Vários deles pariram um monte de regras, enquadrando os contribuintes em parágrafos de decretos e portarias, ameaçando com multas: não pode isso, não pode aquilo, é proibido isso, é proibido aquilo. Como se não bastasse a pandemia, a vida está ficando cada vez pior, com os eles querendo meter a mão no bolso dos cidadãos.

Sem a menor consideração por Santo Arnulfo e seus fiéis devotos, aqueles que não dispensam um traguinho no fim do expediente, antes de irem para a casa aturar a patroa, alcaides há que mandaram fechar os bares! Logo os bares, onde os bebuns choram as mágoas, resolvem os problemas dos seus times e os da pátria, esquecendo os próprios.

Pior. Proibiram as peladas nos fins de semana, a única escapadinha possível para os maridos comprometidos e fiéis, aquela coisa gostosa de correr atrás da bola, dar e levar canelada, festejar o gol de letra, que nenhum profissional consegue fazer... Depois, os proveitos melhores do dia: a cerveja, o churrasco, uns derramando nos ouvidos dos outros as bravuras com bola, essa jogada, aquela jogada, fulano não joga porra nenhuma, et  cetera, et cetera.

Não bastasse isso, foram mais longe os alcaides.

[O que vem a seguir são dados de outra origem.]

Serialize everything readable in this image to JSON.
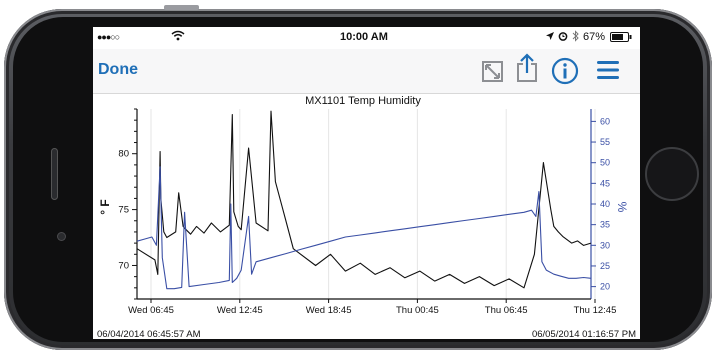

Expediram uma ordem que, pegando de chanfrada,  evita os pecados contra o nono mandamento. Para quem não se lembra, ou nunca ouviu falar, é aquele de não desejar a mulher do próximo. Pois os alcaides conseguiram o que Deus não conseguiu. Eles mandaram fechar os motéis, gente! Logo os motéis!

Então, olha o que aconteceu: todo o macho da espécie humana virou santo. Todos os machos passaram a ser fiéis esposos, dedicados namorados e namoridos, senhores de uma fidelidade de causar inveja a anjos, querubins e serafins.

Mas,  não é por aí, não. A sociedade, os munícipes, os contribuintes têm direitos maiores que o poder dos alcaides. Não é por decreto que se pode obrigar alguém a andar mascarado. A Constituição Federal, no inc. II do artigo 5º, reza com todas as letras: “ninguém será obrigado a fazer ou a deixar de fazer alguma coisa, senão em virtude de lei”.

As leis municipais, oriundas da Lei Orgânica, devem obediência à Constituição Federal, que preserva direitos fundamentais, como a intimidade e  a vida privada. Para os governos municipais, a Constituição reserva tão somente deveres e atribuições. E o alcaide não é legislador. O órgão legislativo é a Câmara de Vereadores. Dali é que saem as leis.

Decreto só foi lei no tempo do Getúlio. Hoje, para valer, precisa estar atrelado a uma lei. Já pensou, a prefeitura mandando em você, impedindo que você tome seus tragos, vá bater uma bola, ou dê uma esticadinha até o motel para variar o cardápio da quarentena?